What characterized these earliest machines is that the switching and control functions were handled by vacuum tubes. This feature typifies what is termed the first-generation of computers. EDSAC had one feature that ENIAC lacked. Within the computer was stored the instructions to control the machine and the data to be operated upon. This was the first of the stored program computers. The first commercially available digital computer was the Sperry Rand UNIVAC I. This was sold to the Bureau of the Census and put in place in 1951.

In the late 1950's the bulky and hot vacuum tubes were replaced in computer designs by smaller, more reliable solid state transistors. The use of transistors as the basic component of computer design characterizes what is known as the second generation of computers.

1963 brought about the start of third-generation computers. Solid-logic technology (SLT) enabled the development of the integrated circuit (IC). ICs allowed the placement of as many as 664 transistors, diodes and other associated components on silicon chip less than one eighth of an inch square.

We are now in the midst of the fourth-generation of computers. Characterized by continued miniaturization of circuitry, such developments as large-scale integration (LSI) and very large-scale integration (VLSI) have enabled the current crop of machines to have a level of power and speed that was almost unimaginable 20 years ago.

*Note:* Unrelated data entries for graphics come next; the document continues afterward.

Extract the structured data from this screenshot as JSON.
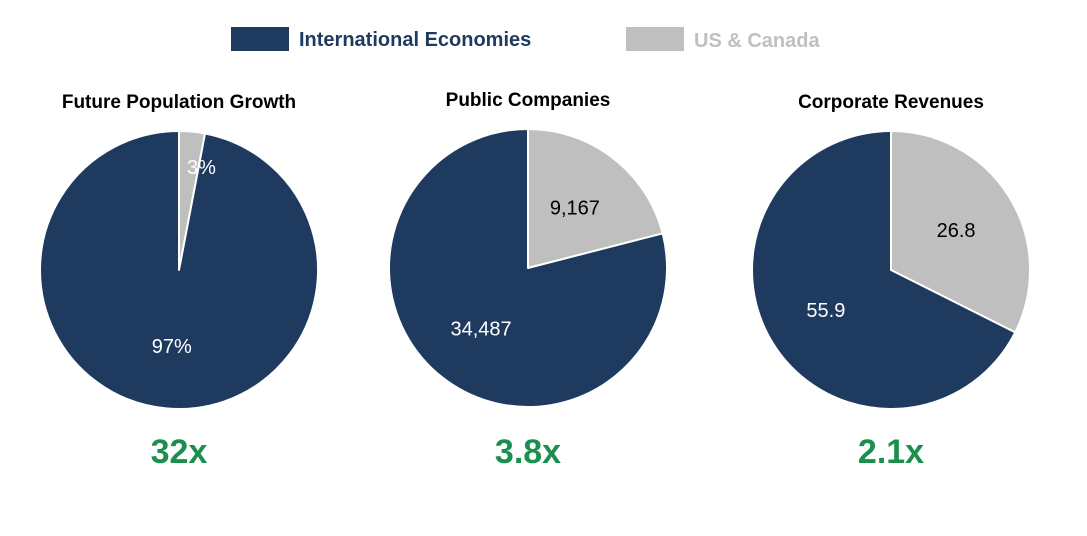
{
  "legend": {
    "international": {
      "label": "International Economies",
      "color": "#1f3a5f",
      "text_color": "#1f3a5f"
    },
    "us_canada": {
      "label": "US & Canada",
      "color": "#bfbfbf",
      "text_color": "#c0c0c0"
    }
  },
  "colors": {
    "multiplier": "#1a8f4e",
    "slice_border": "#ffffff",
    "label_on_dark": "#ffffff",
    "label_on_light": "#000000"
  },
  "chart_data": [
    {
      "type": "pie",
      "title": "Future Population Growth",
      "series": [
        {
          "name": "US & Canada",
          "value": 3,
          "label": "3%"
        },
        {
          "name": "International Economies",
          "value": 97,
          "label": "97%"
        }
      ],
      "multiplier": "32x"
    },
    {
      "type": "pie",
      "title": "Public Companies",
      "series": [
        {
          "name": "US & Canada",
          "value": 9167,
          "label": "9,167"
        },
        {
          "name": "International Economies",
          "value": 34487,
          "label": "34,487"
        }
      ],
      "multiplier": "3.8x"
    },
    {
      "type": "pie",
      "title": "Corporate Revenues",
      "series": [
        {
          "name": "US & Canada",
          "value": 26.8,
          "label": "26.8"
        },
        {
          "name": "International Economies",
          "value": 55.9,
          "label": "55.9"
        }
      ],
      "multiplier": "2.1x"
    }
  ]
}
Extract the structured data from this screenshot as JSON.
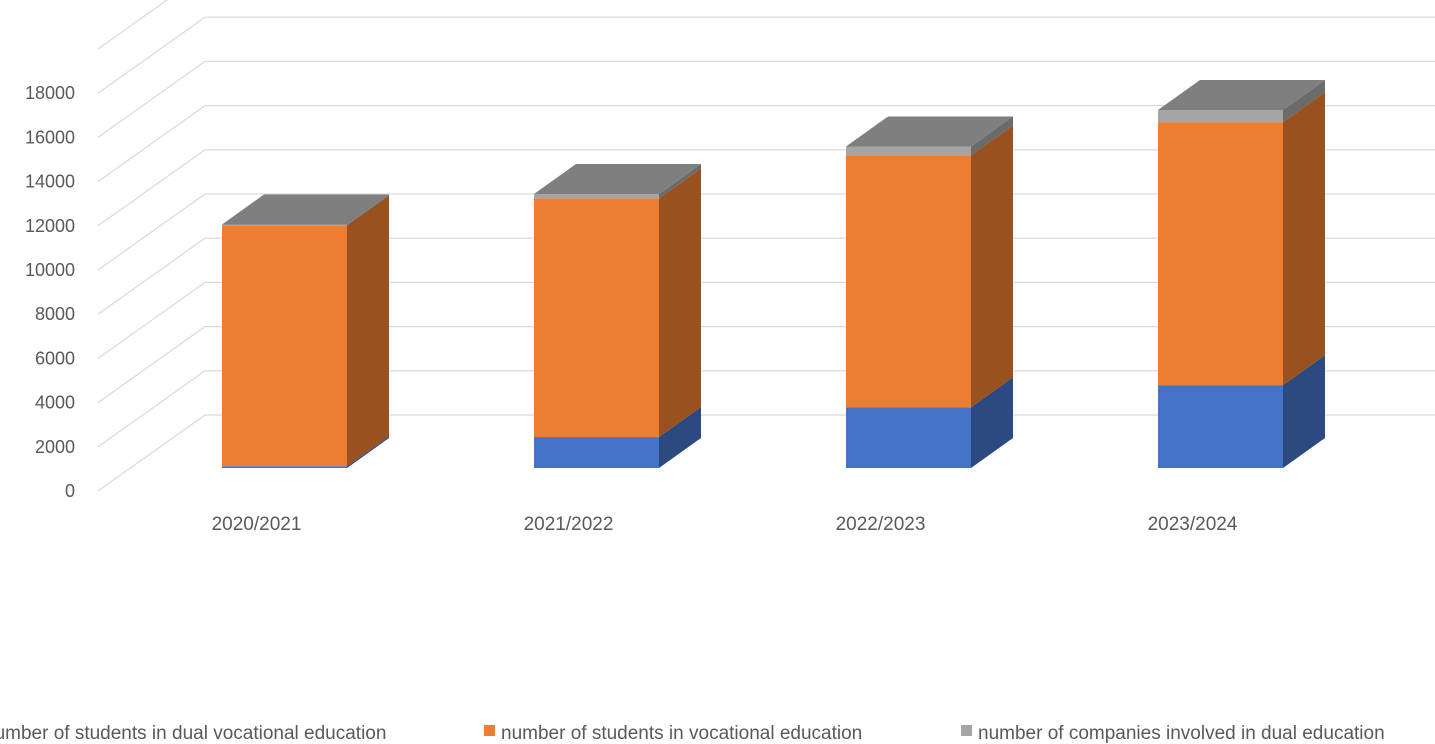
{
  "chart_data": {
    "type": "bar",
    "subtype": "stacked-3d-column",
    "title": "",
    "xlabel": "",
    "ylabel": "",
    "ylim": [
      0,
      20000
    ],
    "yticks": [
      "0",
      "2000",
      "4000",
      "6000",
      "8000",
      "10000",
      "12000",
      "14000",
      "16000",
      "18000"
    ],
    "grid": true,
    "legend_position": "bottom",
    "categories": [
      "2020/2021",
      "2021/2022",
      "2022/2023",
      "2023/2024"
    ],
    "series": [
      {
        "name": "number of students in dual vocational education",
        "values": [
          80,
          1400,
          2750,
          3750
        ],
        "color": "#4472C4"
      },
      {
        "name": "number of students in vocational education",
        "values": [
          10900,
          10800,
          11400,
          11900
        ],
        "color": "#ED7D31"
      },
      {
        "name": "number of companies involved in dual education",
        "values": [
          40,
          200,
          400,
          550
        ],
        "color": "#A5A5A5"
      }
    ]
  }
}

Now on to the history of the microcomputer. The first commercially available personal computer was the Scelbi-8H that went on sale in March 1974. The machine was designed around the Intel 8008 microprocessor, a less powerful 8-bit design than the later 8080. A machine in kit form with 1K of memory sold for $440.00. About 200 of these machines were sold in kit form and assembled. Half were the Scelbi-8H hobby machines, the rest were Scelbi-8B business computers, which were released in April 1975, having as much as 16K of memory.

The first commercially successful microcomputer was the MITS Altair 8800 designed by Ed Roberts.